The latest news is that the H1N1 virus has hit Europe for the first time. Test results have indicated the novel strain in Northern Ireland. A spokesperson for the Department of Agriculture and Rural Development (DARD) said, "Influenza viruses, including Influenza A, are present in all pig-producing countries, including here and Great Britain and are considered endemic in the pig population. Given that this virus is currently circulating in humans, this finding is not unexpected." The UK's Food Standards Agency has advised that H1N1 does not pose a food safety threat to consumers, and hopefully, the markets will be unaffected.

Last month, US Agriculture Secretary, Tom Vilsack, again urged reporters to start referring to the flu by its correct name. "The job of the media is to get it right and not necessarily to get it convenient," said Secretary Vilsack. "To get it [the virus name] right, it’s H1N1. It is fundamentally different [from swine flu], it’s unique, we’ve never seen it before." The Secretary stressed that calling the virus 'swine flu' is upsetting to the markets and producers. "It's just as easy to say 'H1N1' as it is to say 'swine'," he said. National Pork Producers Council president, Don Butler, said: "The US pork industry is grateful to Secretary Vilsack for his strong words to the media about using the term 'H1N1'."

The disease has spread so far and wide that consumers remain unsure whether it is safe to consume pork. Major international and government organisations are still trying to promote pork to make up for economic losses that producers have suffered over the months.

What Professor Plain initially perceived as a passing obstacle in the pork market still lingers.

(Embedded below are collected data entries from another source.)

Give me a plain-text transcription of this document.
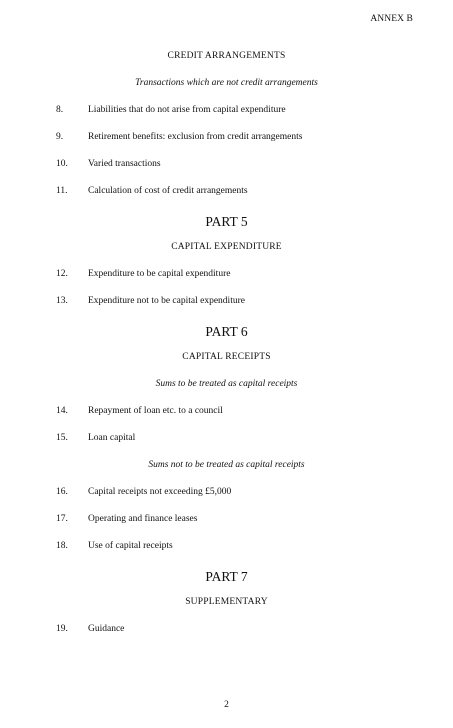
ANNEX B
CREDIT ARRANGEMENTS
Transactions which are not credit arrangements
8.	Liabilities that do not arise from capital expenditure
9.	Retirement benefits: exclusion from credit arrangements
10. Varied transactions
11. Calculation of cost of credit arrangements
PART 5
CAPITAL EXPENDITURE
12. Expenditure to be capital expenditure
13. Expenditure not to be capital expenditure
PART 6
CAPITAL RECEIPTS
Sums to be treated as capital receipts
14. Repayment of loan etc. to a council
15. Loan capital
Sums not to be treated as capital receipts
16. Capital receipts not exceeding £5,000
17. Operating and finance leases
18. Use of capital receipts
PART 7
SUPPLEMENTARY
19. Guidance
2
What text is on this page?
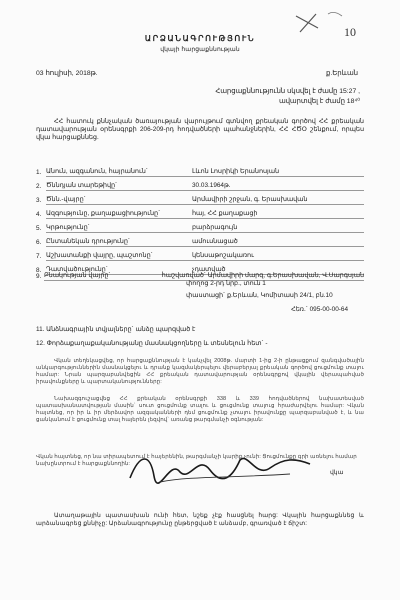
10
ԱՐՁԱՆԱԳՐՈՒԹՅՈՒՆ
վկայի հարցաքննության
03 հուլիսի, 2018թ.	ք.Երևան
Հարցաքննությունն սկսվել է ժամը 15:27 ,
ավարտվել է ժամը 18⁴⁰
ՀՀ հատուկ քննչական ծառայության վարույթում գտնվող քրեական գործով ՀՀ քրեական դատավարության օրենսգրքի 206-209-րդ հոդվածների պահանջներին, ՀՀ ՀԾՕ շենքում, որպես վկա հարցաքննեց.
1. Անուն, ազգանուն, հայրանուն`	Լևոն Լոսրիկի Երանոսյան
2. Ծննդյան տարեթիվը`	30.03.1964թ.
3. Ծնն.-վայրը`	Արմավիրի շրջան, գ. Երասխավան
4. Ազգությունը, քաղաքացիությունը`	հայ, ՀՀ քաղաքացի
5. Կրթությունը`	բարձրագույն
6. Ընտանեկան դրությունը`	ամուսնացած
7. Աշխատանքի վայրը, պաշտոնը`	կենսաթոշակառու
8. Դատվածությունը`	չդատված
9. Բնակության վայրը`	հաշվառված` Արմավիրի մարզ, գ.Երասխավան, Վ.Սարգսյան
փողոց 2-րդ նրբ., տուն 1
փաստացի` ք.Երևան, Կոմիտասի 24/1, բն.10
Հեռ.` 095-00-00-64
11. Անձնագրային տվյալները` անձը պարզված է
12. Փորձաքաղաքականությանը մասնակցողները և տեսնելուն հետ` -
Վկան տեղեկացվեց, որ հարցաքննության է կանչվել 2008թ. մարտի 1-ից 2-ի ընթացքում զանգվածային անկարգություններին մասնակցելու և դրանք կազմակերպելու վերաբերյալ քրեական գործով ցուցմունք տալու համար: Նրան պարզաբանվեցին ՀՀ քրեական դատավարության օրենսգրքով վկային վերապահված իրավունքները և պարտականությունները:
Նախազգուշացվեց ՀՀ քրեական օրենսգրքի 338 և 339 հոդվածներով նախատեսված պատասխանատվության մասին` սուտ ցուցմունք տալու և ցուցմունք տալուց հրաժարվելու համար: Վկան հայտնեց, որ իր և իր մերձավոր ազգականների դեմ ցուցմունք չտալու իրավունքը պարզաբանված է, և նա ցանկանում է ցուցմունք տալ հայերեն լեզվով` առանց թարգմանչի օգնության:
Վկան հայտնեց, որ նա տիրապետում է հայերենին, թարգմանչի կարիք չունի: Ցուցմունքը գրի առնելու համար նախընտրում է հարցաքննողին:
վկա
Ատաղաթային պատասխան ունի հետ, նշեք չէք հասցնել հարց: Վկային հարցաքննեց և արձանագրեց քննիչը: Արձանագրությունը ընթերցված է անձամբ, գրառված է ճիշտ:
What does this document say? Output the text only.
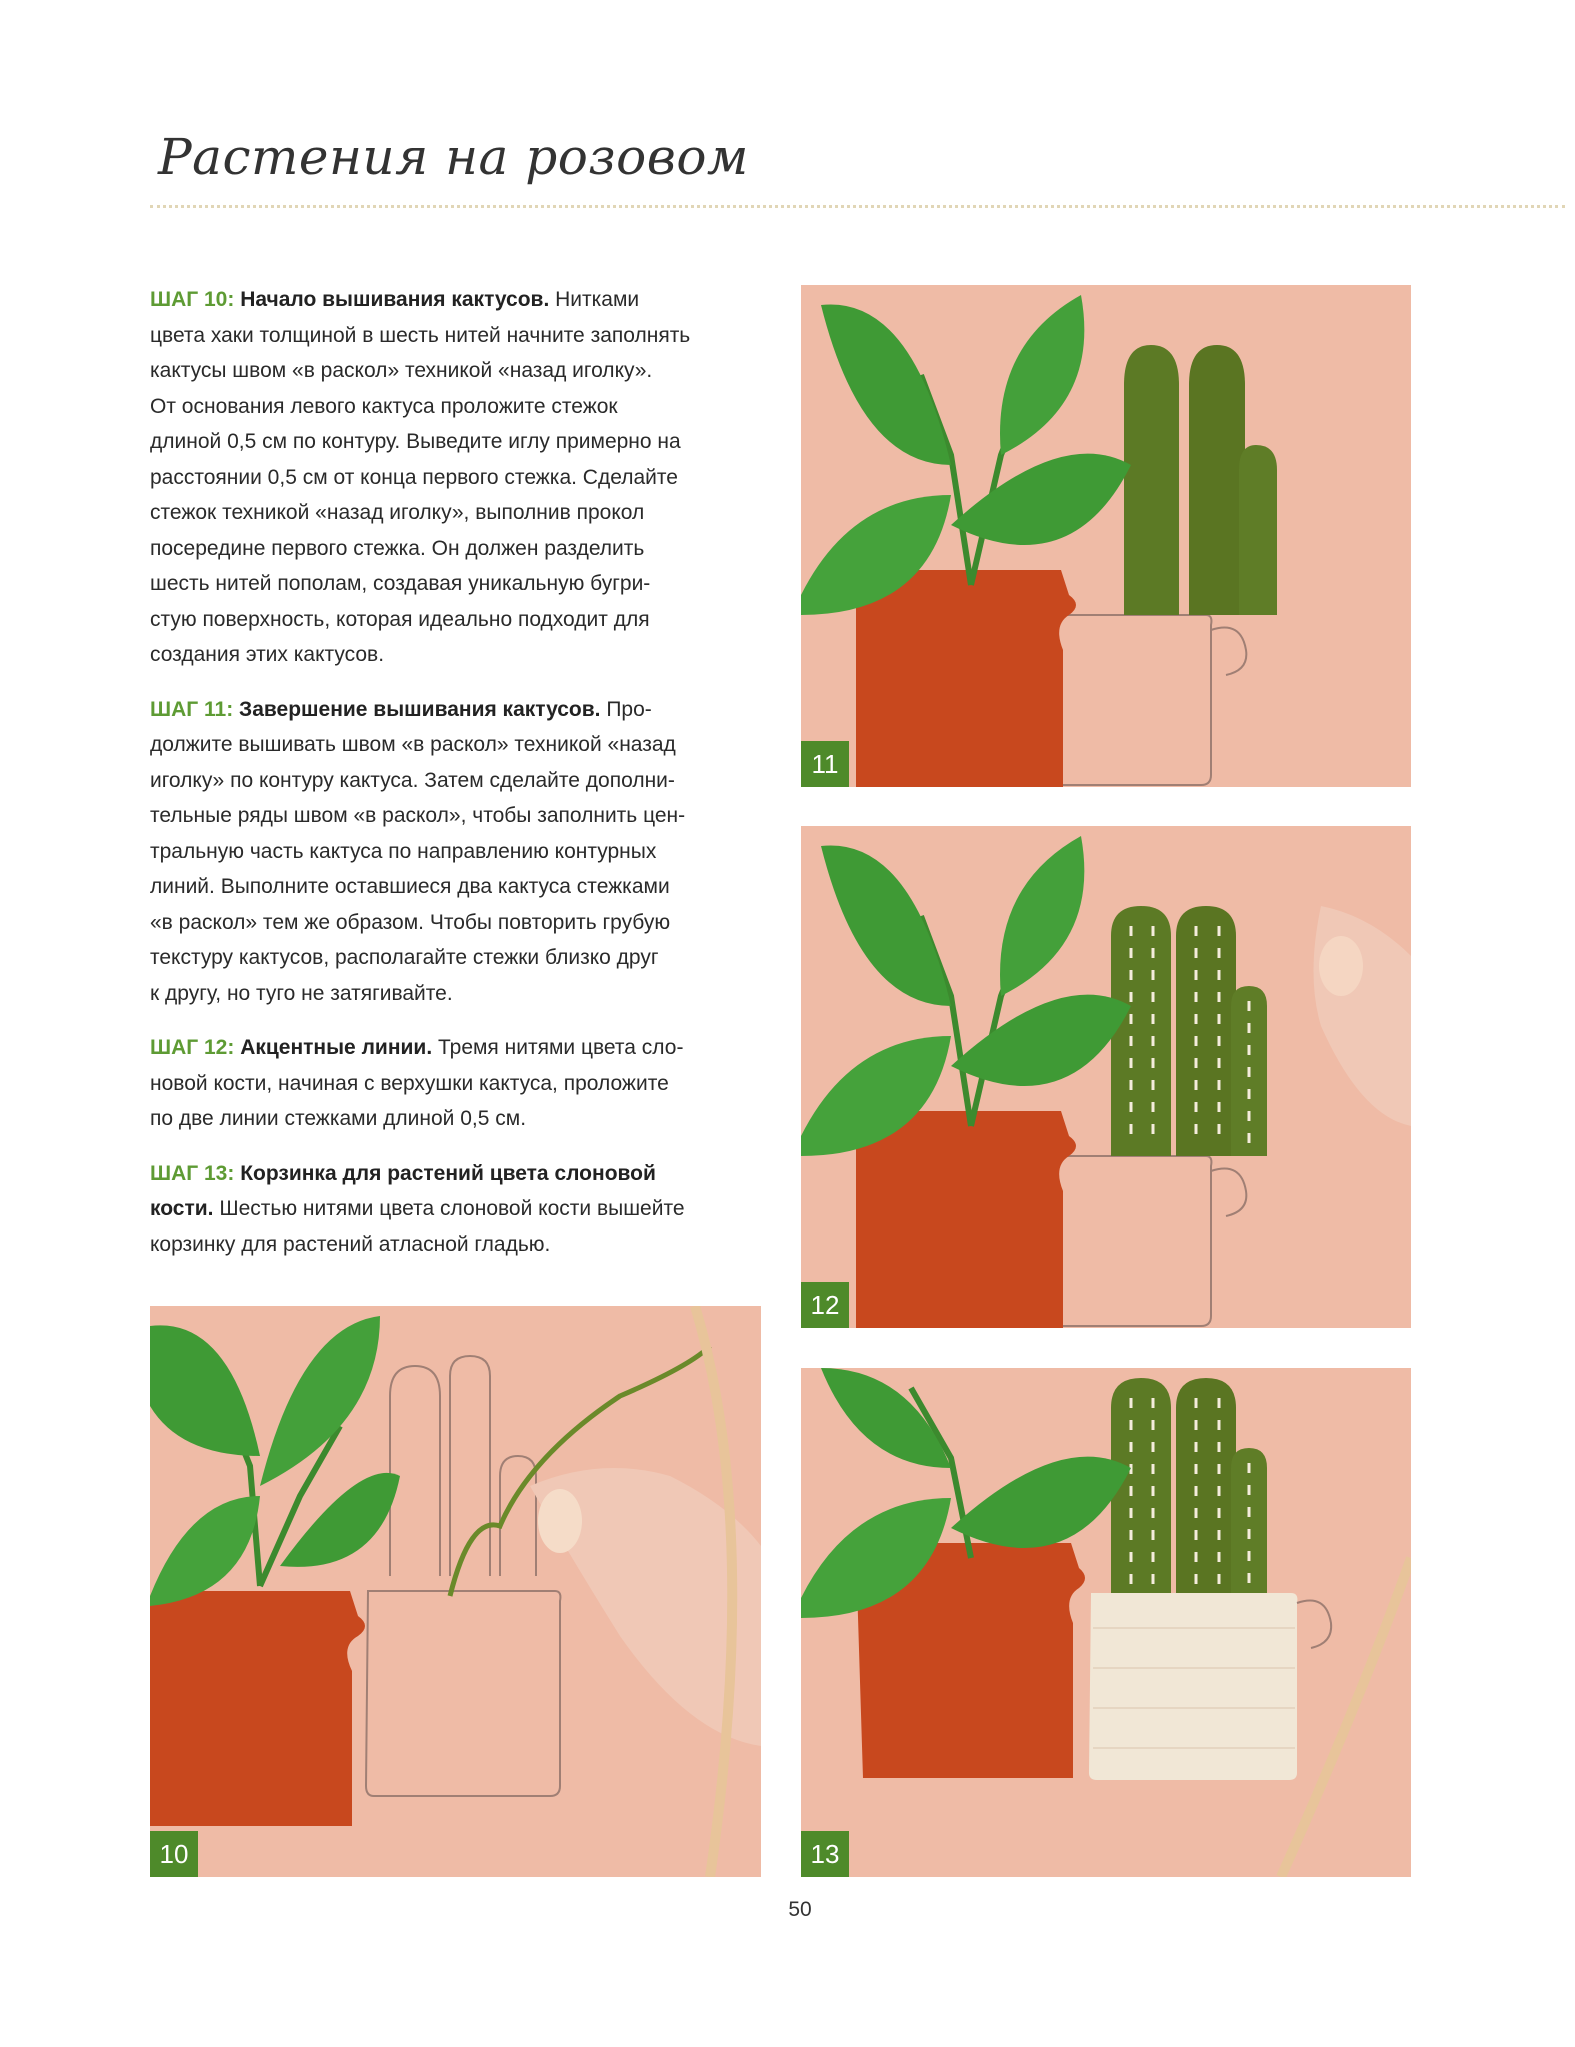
Растения на розовом

ШАГ 10: Начало вышивания кактусов. Нитками
цвета хаки толщиной в шесть нитей начните заполнять
кактусы швом «в раскол» техникой «назад иголку».
От основания левого кактуса проложите стежок
длиной 0,5 см по контуру. Выведите иглу примерно на
расстоянии 0,5 см от конца первого стежка. Сделайте
стежок техникой «назад иголку», выполнив прокол
посередине первого стежка. Он должен разделить
шесть нитей пополам, создавая уникальную бугри-
стую поверхность, которая идеально подходит для
создания этих кактусов.

ШАГ 11: Завершение вышивания кактусов. Про-
должите вышивать швом «в раскол» техникой «назад
иголку» по контуру кактуса. Затем сделайте дополни-
тельные ряды швом «в раскол», чтобы заполнить цен-
тральную часть кактуса по направлению контурных
линий. Выполните оставшиеся два кактуса стежками
«в раскол» тем же образом. Чтобы повторить грубую
текстуру кактусов, располагайте стежки близко друг
к другу, но туго не затягивайте.

ШАГ 12: Акцентные линии. Тремя нитями цвета сло-
новой кости, начиная с верхушки кактуса, проложите
по две линии стежками длиной 0,5 см.

ШАГ 13: Корзинка для растений цвета слоновой
кости. Шестью нитями цвета слоновой кости вышейте
корзинку для растений атласной гладью.

11
12
13
10
50
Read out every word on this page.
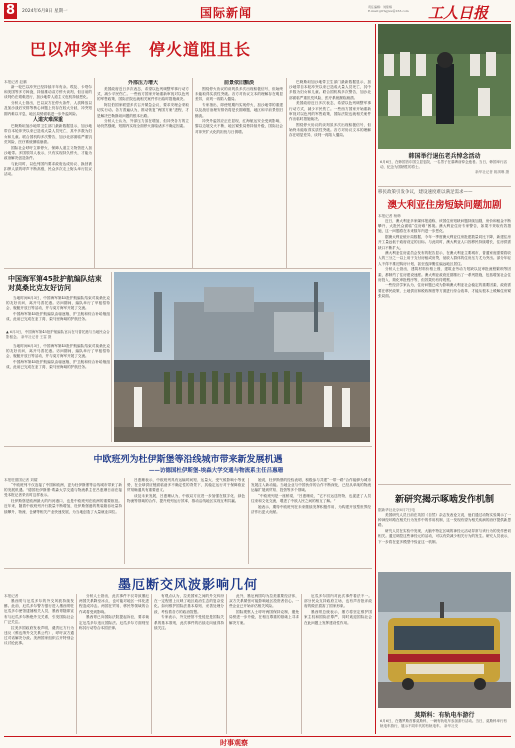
8	2024年6月8日 星期一	国际新闻	责任编辑：刘紫嫣
E-mail:grrbgjxw@163.com 工人日报
巴以冲突半年　停火道阻且长
本报记者 赵鹏

新一轮巴以冲突已经持续半年有余。埃及、卡塔尔和美国等多方斡旋，持续推动双方停火谈判，但目前的谈判仍在艰难进行，加沙地带人道主义危机持续恶化。

分析人士指出，巴以双方在停火条件、人质释放以及加沙战后安排等核心问题上仍存在较大分歧，冲突短期内难以平息，地区局势面临进一步外溢风险。

人道灾难深重

巴勒斯坦加沙地带卫生部门最新数据显示，加沙地带自本轮冲突以来已造成大量人员死亡，其中多数为妇女和儿童。联合国机构多次警告，加沙北部面临严重饥荒风险，医疗系统濒临崩溃。

国际社会呼吁立即停火、保障人道主义物资进入加沙地带。多国领导人表示，只有实现持久停火，才能为政治解决创造条件。

与此同时，以色列国内要求政府达成协议、换回被扣押人质的呼声不断高涨，民众多次走上街头举行抗议活动。

外部压力增大

美国政府近日多次表态，希望以色列调整军事行动方式，减少平民伤亡。一些西方国家开始重新审视对以色列的军售政策，国际法院也就相关案件作出临时措施裁决。

阿拉伯国家联盟多次召开紧急会议，要求安理会采取切实行动。各方普遍认为，推动恢复“两国方案”进程，才是解决巴勒斯坦问题的根本出路。

分析人士认为，外部压力虽在增加，但冲突各方的立场仍然强硬，短期内实现全面停火面临诸多不确定因素。

前景依旧黯淡

围绕停火协议的谈判虽多次出现积极信号，但始终未能取得实质性突破。各方对协议文本的理解存在明显差异，谈判一再陷入僵局。

专家指出，即使短期内实现停火，加沙地带的重建以及战后治理安排仍将是长期难题，地区和平前景依旧黯淡。

冲突外溢效应正在显现，红海航运安全受到影响，黎以边境交火不断，地区紧张局势持续升级，国际社会对冲突扩大化的担忧与日俱增。

巴勒斯坦加沙地带卫生部门最新数据显示，加沙地带自本轮冲突以来已造成大量人员死亡，其中多数为妇女和儿童。联合国机构多次警告，加沙北部面临严重饥荒风险，医疗系统濒临崩溃。

美国政府近日多次表态，希望以色列调整军事行动方式，减少平民伤亡。一些西方国家开始重新审视对以色列的军售政策，国际法院也就相关案件作出临时措施裁决。

围绕停火协议的谈判虽多次出现积极信号，但始终未能取得实质性突破。各方对协议文本的理解存在明显差异，谈判一再陷入僵局。

中国海军第45批护航编队结束对莫桑比克友好访问

当地时间6月3日，中国海军第45批护航编队结束对莫桑比克的友好访问，离开马普托港。访问期间，编队举行了甲板招待会、舰艇开放日等活动，并与莫方海军开展了交流。

中国海军第45批护航编队由驱逐舰、护卫舰和综合补给舰组成，此前已完成在亚丁湾、索马里海域的护航任务。

▲ 6月3日，中国海军第45批护航编队官兵在马普托港与当地民众合影留念。 新华社记者 王雷 摄

当地时间6月3日，中国海军第45批护航编队结束对莫桑比克的友好访问，离开马普托港。访问期间，编队举行了甲板招待会、舰艇开放日等活动，并与莫方海军开展了交流。

中国海军第45批护航编队由驱逐舰、护卫舰和综合补给舰组成，此前已完成在亚丁湾、索马里海域的护航任务。

中欧班列为杜伊斯堡等沿线城市带来新发展机遇
——访德国杜伊斯堡-埃森大学交通与物流系主任吕惠珊
本报驻德国记者 刘耀

“中欧班列不仅连接了中国和欧洲，更为杜伊斯堡等沿线城市带来了新的发展机遇。”德国杜伊斯堡-埃森大学交通与物流系主任吕惠珊日前在接受本报记者采访时这样表示。

杜伊斯堡是欧洲最大的内河港口，也是中欧班列在欧洲的重要枢纽。近年来，随着中欧班列开行数量不断增加，杜伊斯堡港的集装箱吞吐量持续攀升，物流、仓储等相关产业快速发展，为当地创造了大量就业岗位。

吕惠珊表示，中欧班列具有运输时间短、运量大、受气候影响小等优势，在全球供应链面临诸多不确定性的背景下，其稳定运行对于保障欧亚贸易畅通具有重要意义。

谈及未来发展，吕惠珊认为，中欧双方应进一步加强在数字化、绿色物流等领域的合作，提升班列运行效率，推动沿线地区实现互利共赢。

她说，杜伊斯堡的经验表明，积极参与共建“一带一路”合作能够为城市发展注入新动能。当地企业与中国伙伴的合作不断深化，已经从单纯的物流运输扩展到贸易、投资等多个领域。

“中欧班列是一座桥梁，”吕惠珊说，“它不仅运送货物，也促进了人员往来和文化交流，增进了中欧人民之间的相互了解。”

她表示，期待中欧班列在未来继续发挥积极作用，为构建开放型世界经济作出更大贡献。

墨厄断交风波影响几何
本报记者

墨西哥与厄瓜多尔的外交风波持续发酵。此前，厄瓜多尔警方强行进入墨西哥驻厄瓜多尔使馆逮捕相关人员，墨西哥随即宣布与厄瓜多尔断绝外交关系，引发国际社会广泛关注。

拉美多国政府发表声明，谴责厄方行为违反《维也纳外交关系公约》，呼吁双方通过对话解决分歧。美洲国家组织召开特别会议讨论此事。

分析人士指出，此次事件不仅导致墨厄两国关系降至冰点，也可能对地区一体化进程造成冲击。两国在贸易、移民等领域的合作或将受到影响。

墨西哥已向国际法院提起诉讼，要求裁定厄瓜多尔违反国际法。厄瓜多尔方面则坚称其行动符合本国法律。

有观点认为，拉美国家之间的外交纠纷在一定程度上反映了地区政治生态的复杂变化。如何维护国际法基本原则、妥善处理分歧，考验着各方的政治智慧。

专家表示，外交使馆不受侵犯是国际关系的基本准则，此次事件的后续走向值得持续关注。

此外，墨厄两国均为拉美重要经济体，双方关系紧张可能影响地区投资者信心。一些企业已开始评估相关风险。

国际观察人士呼吁两国保持克制，避免局势进一步升级，在相互尊重的基础上寻求解决方案。

厄瓜多尔国内对此次事件看法不一。部分民众支持政府立场，也有声音批评政府的做法损害了国家形象。

墨西哥总统表示，墨方将坚定维护国家主权和国际法尊严，同时欢迎国际社会在此问题上发挥建设性作用。

韩国举行退伍老兵悼念活动
6月6日，在韩国首尔国立显忠院，一名男子在墓碑前悼念逝者。当日，韩国举行活动，纪念为国牺牲的将士。
新华社记者 姚琪琳 摄
移民政策引发争议，建设速度难以满足需求——
澳大利亚住房短缺问题加剧
本报记者 杨韩

近日，澳大利亚多家媒体报道称，该国住房短缺问题持续加剧，房价和租金不断攀升，大批民众面临“住房难”困境。澳大利亚住房专家警告，如果不采取有效措施，这一问题将在未来数年内进一步恶化。

据澳大利亚统计局数据，今年一季度澳大利亚住房批建数量同比下降，新建住房开工量远低于政府设定的目标。与此同时，澳大利亚人口因移民持续增长，住房供需缺口不断扩大。

澳大利亚住房委员会发布的报告显示，在澳大利亚主要城市，普通家庭需要将收入的三分之一以上用于支付房租或房贷，低收入群体的住房压力尤为突出。部分年轻人不得不推迟购房计划，甚至选择搬往偏远地区居住。

分析人士指出，建筑材料价格上涨、建筑业劳动力短缺以及审批流程繁琐等因素，都制约了住房建设速度。澳大利亚政府近期推出了一系列措施，包括增加社会住房投入、简化审批程序等，但效果仍有待观察。

一些经济学家认为，住房问题已成为影响澳大利亚社会稳定的重要因素，政府需要在移民政策、土地供应和税收制度等方面进行综合改革，才能从根本上缓解住房紧张局面。

新研究揭示啄啮发作机制
据新华社北京6月7日电

美国研究人员日前在英国《自然》杂志发表论文说，他们通过动物实验揭示了一种神经环路在相关行为发作中的作用机制，这一发现有望为相关疾病的治疗提供新思路。

研究人员在实验中发现，大脑中特定区域的神经元活动异常与该行为的发作密切相关。通过调控这些神经元的活动，可以有效减少相关行为的发生。研究人员表示，下一步将在更多模型中验证这一机制。

莫斯科：有轨电车游行
6月6日，在俄罗斯首都莫斯科，一辆有轨电车参加游行活动。当日，莫斯科举行有轨电车游行，展示不同年代的有轨电车。 新华社发
时事观察
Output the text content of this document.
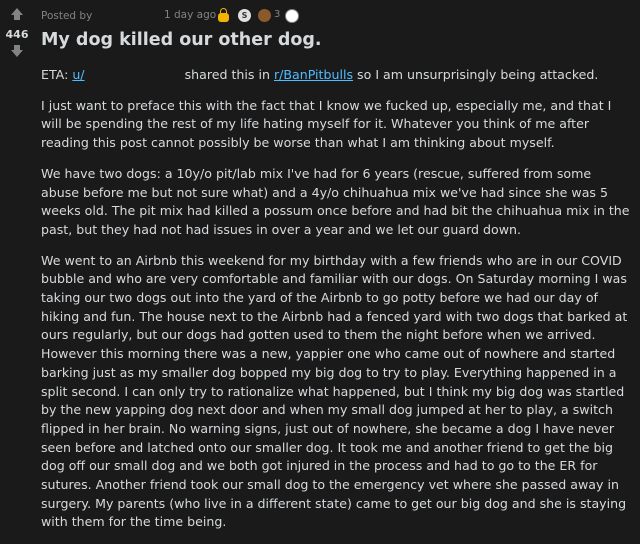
446
Posted by	1 day ago	S	3
My dog killed our other dog.

ETA: u/	shared this in r/BanPitbulls so I am unsurprisingly being attacked.

I just want to preface this with the fact that I know we fucked up, especially me, and that I will be spending the rest of my life hating myself for it. Whatever you think of me after reading this post cannot possibly be worse than what I am thinking about myself.

We have two dogs: a 10y/o pit/lab mix I've had for 6 years (rescue, suffered from some abuse before me but not sure what) and a 4y/o chihuahua mix we've had since she was 5 weeks old. The pit mix had killed a possum once before and had bit the chihuahua mix in the past, but they had not had issues in over a year and we let our guard down.

We went to an Airbnb this weekend for my birthday with a few friends who are in our COVID bubble and who are very comfortable and familiar with our dogs. On Saturday morning I was taking our two dogs out into the yard of the Airbnb to go potty before we had our day of hiking and fun. The house next to the Airbnb had a fenced yard with two dogs that barked at ours regularly, but our dogs had gotten used to them the night before when we arrived. However this morning there was a new, yappier one who came out of nowhere and started barking just as my smaller dog bopped my big dog to try to play. Everything happened in a split second. I can only try to rationalize what happened, but I think my big dog was startled by the new yapping dog next door and when my small dog jumped at her to play, a switch flipped in her brain. No warning signs, just out of nowhere, she became a dog I have never seen before and latched onto our smaller dog. It took me and another friend to get the big dog off our small dog and we both got injured in the process and had to go to the ER for sutures. Another friend took our small dog to the emergency vet where she passed away in surgery. My parents (who live in a different state) came to get our big dog and she is staying with them for the time being.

People and news agencies are still referring to the H1N1 flu as "swine flu", and as a result, markets everywhere are still suffering huge losses.

US Agriculture Secretary Vilsack summed up the situation that is confronting the industry, not just in the US but worldwide. "I want folks who are in this business of conveying messages to understand that behind that message there is a family today... wondering how they’re going to be able to pay the bills when they continually sell pork for less than what it costs to produce, and they continue to get hammered for something that they have absolutely nothing to do with," he said.